HelloHello dudeHello

But I need to be able to retreive nodes attributes. For instance, for a 'll' search, I wish to get the nodes :

<div id="1">Hello</div>
<div id="2">Hel</div>
<div id="3">lo dude</div>   
<div id="5">el</div>
<div id="6">lo</div>

or at least the ids.

Does someone has an idea how to do this in a XPath, or any other means ?

I think it's a bit challenging, I have no (simple) idea for the moment. Thanks for your help.

EDIT : the text must be concatenated before search is a key information and had to be precised !

  • Looking at given output, I guess your search token is actually `l`. If not, please explain why `@id` 2, 3, 5, 6 are contained for an `ll` search. – Jens Erat Apr 12 '13 at 11:49
  • Ok I have to be more precise : the text must be concatenated before search... I'm going to edit my question. – user2273807 Apr 12 '13 at 12:47
  • Do you need this solved for _all_ search tokens or only this one? A specific solution is quite easy, a general rather complex. What XPath engine do you use, are you bound to it? Would XQuery be fine, too? – Jens Erat Apr 12 '13 at 13:28
  • I'm looking for a solution for all search token ! I'm not bound to any XPath engine or solution. Maybe there is no way to do this without a complex developpement ... – user2273807 Apr 12 '13 at 13:48

2 Answers2

0

Your updates requirements make the problem much more complex, as the "element wrap" can occur at arbitrary points inside the search token and possibly even span multiple elements. I don't think you will be able to write a query in XPath < 3.0 (if you're able to do it only in XPath anyway). I used XQuery for it, which extends XPath. The code is running fine in BaseX, but should also run in all other XQuery engines (maybe requires XQuery 3.0, didn't have a look at that).

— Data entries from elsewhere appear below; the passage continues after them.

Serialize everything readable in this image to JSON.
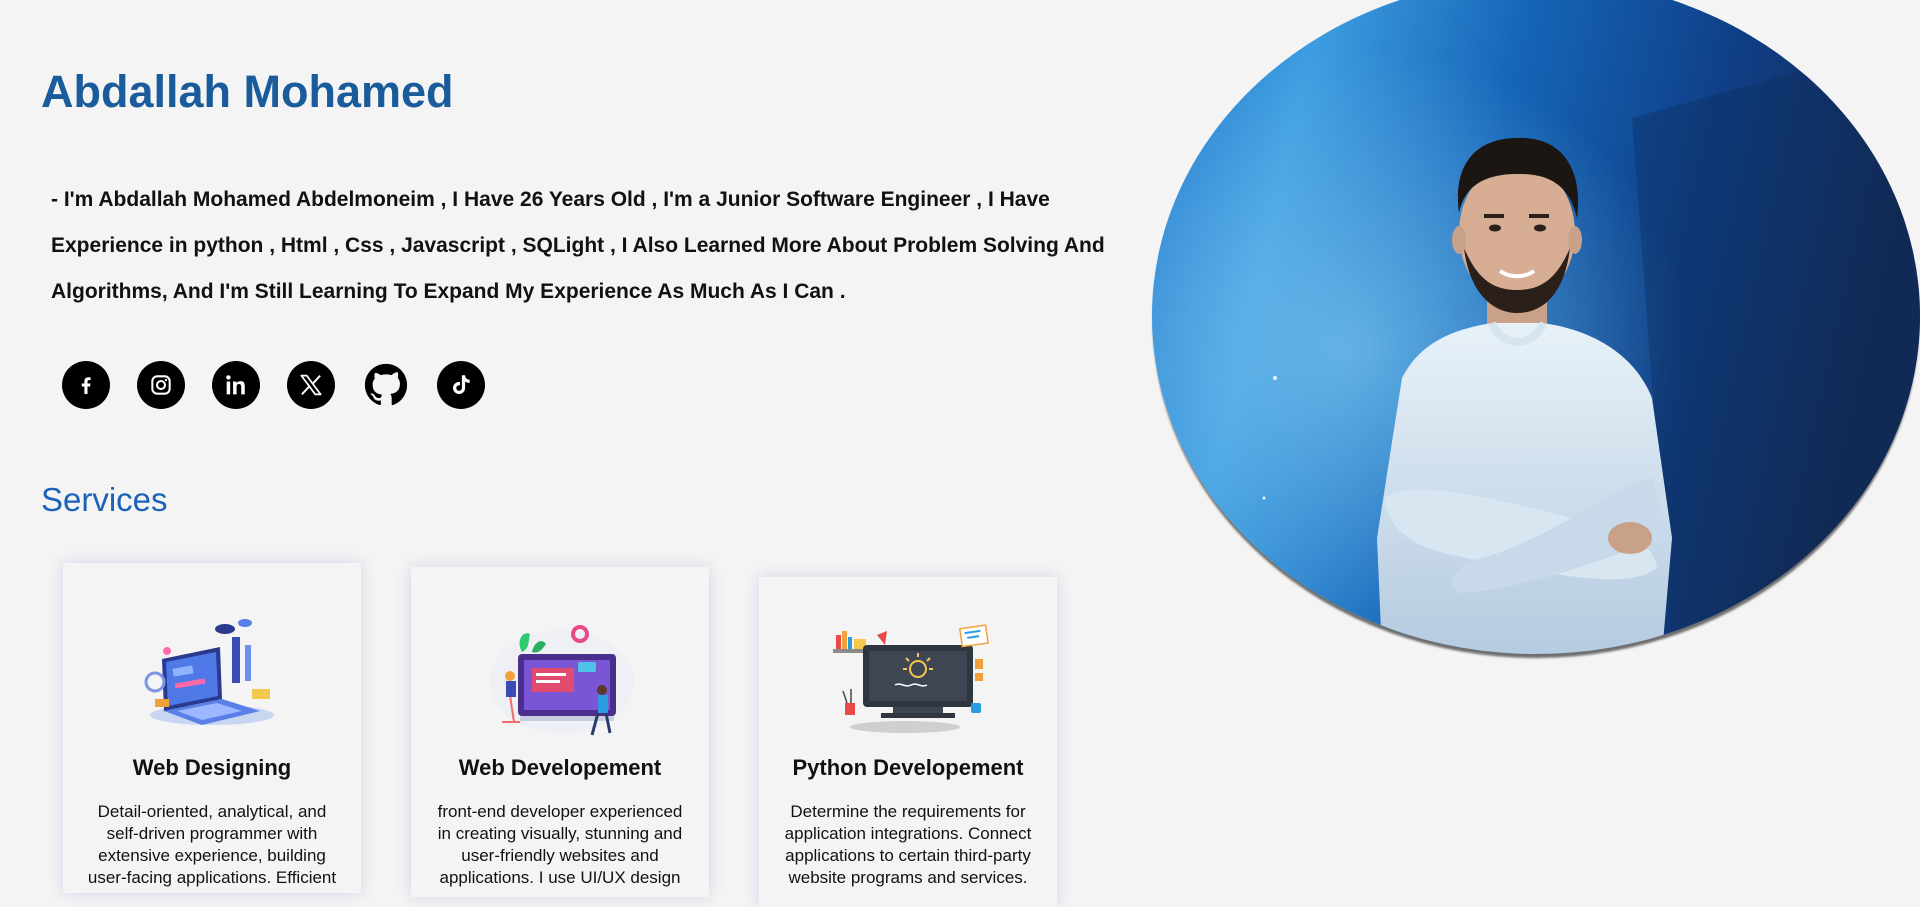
{
  "profile": {
    "name": "Abdallah Mohamed",
    "bio": "- I'm Abdallah Mohamed Abdelmoneim , I Have 26 Years Old , I'm a Junior Software Engineer , I Have Experience in python , Html , Css , Javascript , SQLight , I Also Learned More About Problem Solving And Algorithms, And I'm Still Learning To Expand My Experience As Much As I Can ."
  },
  "social_links": [
    {
      "icon": "facebook-icon"
    },
    {
      "icon": "instagram-icon"
    },
    {
      "icon": "linkedin-icon"
    },
    {
      "icon": "x-icon"
    },
    {
      "icon": "github-icon"
    },
    {
      "icon": "tiktok-icon"
    }
  ],
  "services": {
    "title": "Services",
    "cards": [
      {
        "title": "Web Designing",
        "description": "Detail-oriented, analytical, and self-driven programmer with extensive experience, building user-facing applications. Efficient",
        "illustration": "laptop-design-illustration"
      },
      {
        "title": "Web Developement",
        "description": "front-end developer experienced in creating visually, stunning and user-friendly websites and applications. I use UI/UX design",
        "illustration": "web-dev-illustration"
      },
      {
        "title": "Python Developement",
        "description": "Determine the requirements for application integrations. Connect applications to certain third-party website programs and services.",
        "illustration": "python-monitor-illustration"
      }
    ]
  },
  "colors": {
    "name": "#1a5c9b",
    "services_title": "#1a63b8",
    "background": "#f4f4f4"
  }
}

The code got rather complex, I think I put enough comments in there to make it comprehensible. It requires nodes to be inside the next element, but with minor adjustments it can also be used to traverse arbitrary XML structures (think of HTML with <span/>s and other markup).

(: functx dependencies :)
declare namespace functx = "http://www.functx.com";
declare function functx:is-node-in-sequence 
  ( $node as node()? ,
    $seq as node()* )  as xs:boolean {

   some $nodeInSeq in $seq satisfies $nodeInSeq is $node
 } ;
declare function functx:distinct-nodes 
  ( $nodes as node()* )  as node()* {

    for $seq in (1 to count($nodes))
    return $nodes[$seq][not(functx:is-node-in-sequence(
                                .,$nodes[position() < $seq]))]
 } ;

declare function local:search( $elements as item()*, $pattern as xs:string) as item()* {
  functx:distinct-nodes(
    for $element in $elements
    return ($element[contains(./text(), $pattern)], local:start-search($element, $pattern))
  )
};

declare function local:start-search( $element as item(), $pattern as xs:string) as item()* {
    let $splits := (
      (: all possible prefixes of search token :)
      for $i in 1 to string-length($pattern) - 1
      (: check whether element text starts with prefix :)
      where ends-with($element/text(), substring($pattern, 1, $i))
      return $i
    )
    (: go on for all matching prefixes :)
    for $split in $splits
    return
      (: recursive call to next element :)
      let $continue := local:continue-search($element/following-sibling::*[1], substring($pattern, $split+1))
      where not(empty($continue))
      return ($element, $continue)
};

declare function local:continue-search( $element as item()*, $pattern as xs:string) as item()* {
  if (empty($element)) then () else
  (: case a) text node contains whole remaining token :)
  if (starts-with($element/text(), $pattern))
  then ($element)
  (: case b) text node is part of token :)
  else if (starts-with($pattern, $element/text()))
  then
    (: recursive call to next element :)
    let $continue := local:continue-search($element/following-sibling::*[1], substring($pattern, 1+string-length($element/text())))
    where not(empty($continue))
    return ($element, $continue)
  (: token not found :)
  else ()
};

let $token := 'll'
return local:search(//div, $token)
Jens Erat
  • 37,523
  • 16
  • 80
  • 96
  • Just saw your answer, thanks a lot ! I'm going to try this right now. Waow ! Seems complex, but the problem is ! – user2273807 Apr 17 '13 at 13:34
0

In XPath 2 you can use tokenize to count how often the searched text occurs and then test for each node, if not including this node in the text, reduces the number of occurrences. If the number is reduced, that node has to be included in the result. That is not so fast through.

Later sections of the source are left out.